Question: Are you comfortable that an ethics panel of 4 R’s & 3 D’s will eschew politics in favor of truth as they look into Hart’s tax woes?
Here’s a link to Betsy Russell’s full story today re: how Rep. Phil Hart, R-Athol, has used the legislative session to hold off the tax man four times in the six years he’s served as a state lawmaker, starting his first year in office; and here’s a link to a letter from a Spokane attorney that Hart submitted to the state Board of Tax Appeals to bolster his case. Washington has a very similar legislative privilege clause in its state constitution to the one that Hart cites in Idaho’s constitution, but Hugh Spitzer, who teaches state constitutional law at the University of Washington School of Law, said he hasn’t heard of lawmakers invoking it in similar situations.

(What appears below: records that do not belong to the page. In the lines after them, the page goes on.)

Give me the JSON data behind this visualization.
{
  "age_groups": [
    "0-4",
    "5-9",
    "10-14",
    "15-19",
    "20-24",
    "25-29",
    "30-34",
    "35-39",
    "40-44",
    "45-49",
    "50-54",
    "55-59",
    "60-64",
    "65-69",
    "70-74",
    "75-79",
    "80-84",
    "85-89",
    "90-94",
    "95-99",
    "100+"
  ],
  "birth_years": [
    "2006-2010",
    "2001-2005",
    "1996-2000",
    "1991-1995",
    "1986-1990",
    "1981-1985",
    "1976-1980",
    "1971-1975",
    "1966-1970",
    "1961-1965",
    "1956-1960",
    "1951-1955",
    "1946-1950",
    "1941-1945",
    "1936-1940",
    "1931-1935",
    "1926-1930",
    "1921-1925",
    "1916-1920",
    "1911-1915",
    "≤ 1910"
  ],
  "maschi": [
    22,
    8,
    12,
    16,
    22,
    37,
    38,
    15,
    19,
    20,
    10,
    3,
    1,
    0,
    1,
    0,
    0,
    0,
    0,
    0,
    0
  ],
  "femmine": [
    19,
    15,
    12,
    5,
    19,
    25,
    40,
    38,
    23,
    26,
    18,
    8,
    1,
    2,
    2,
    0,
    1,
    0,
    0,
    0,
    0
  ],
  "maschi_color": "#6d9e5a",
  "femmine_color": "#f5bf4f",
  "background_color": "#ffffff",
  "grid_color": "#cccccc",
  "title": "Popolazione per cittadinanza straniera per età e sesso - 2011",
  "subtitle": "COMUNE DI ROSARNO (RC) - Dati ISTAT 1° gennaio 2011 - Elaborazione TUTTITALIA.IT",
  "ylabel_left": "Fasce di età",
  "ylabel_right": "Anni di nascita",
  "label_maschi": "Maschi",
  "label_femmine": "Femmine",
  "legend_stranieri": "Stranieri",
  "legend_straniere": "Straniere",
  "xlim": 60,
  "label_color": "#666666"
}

Question: What bugs you more — that Rep. Phil Hart owes the IRS about $350,000 in back taxes? Or that he owes Idaho $53,000 in back taxes?
The story this last week about state Representative Phil Hart, R-Athol, being slapped with $300,000 in tax liens (from 1997-2003 and two more recent years) almost slipped by – people get into financial arrears, on a basic level there’s nothing shocking there – except for a few points that should be noted before this slips away. One is that Hart is quite influential among very conservative Republicans; in the Panhandle, he’s among the must-get endorsements if you’re running with Tea Party and other very ideological conservatives. He has become influential enough that he was a key lever behind the ouster of incumbent Republican Senator Mike Jorgenson, from his district, by Steve Vick; the extent of Hart’s involvement has been a matter of some dispute, but he apparently recruited Vick to run/Randy Stapilus, Ridenbaugh Press. More here.
Question: Does Rep. Phil Hart’s tax problems matter to his followers?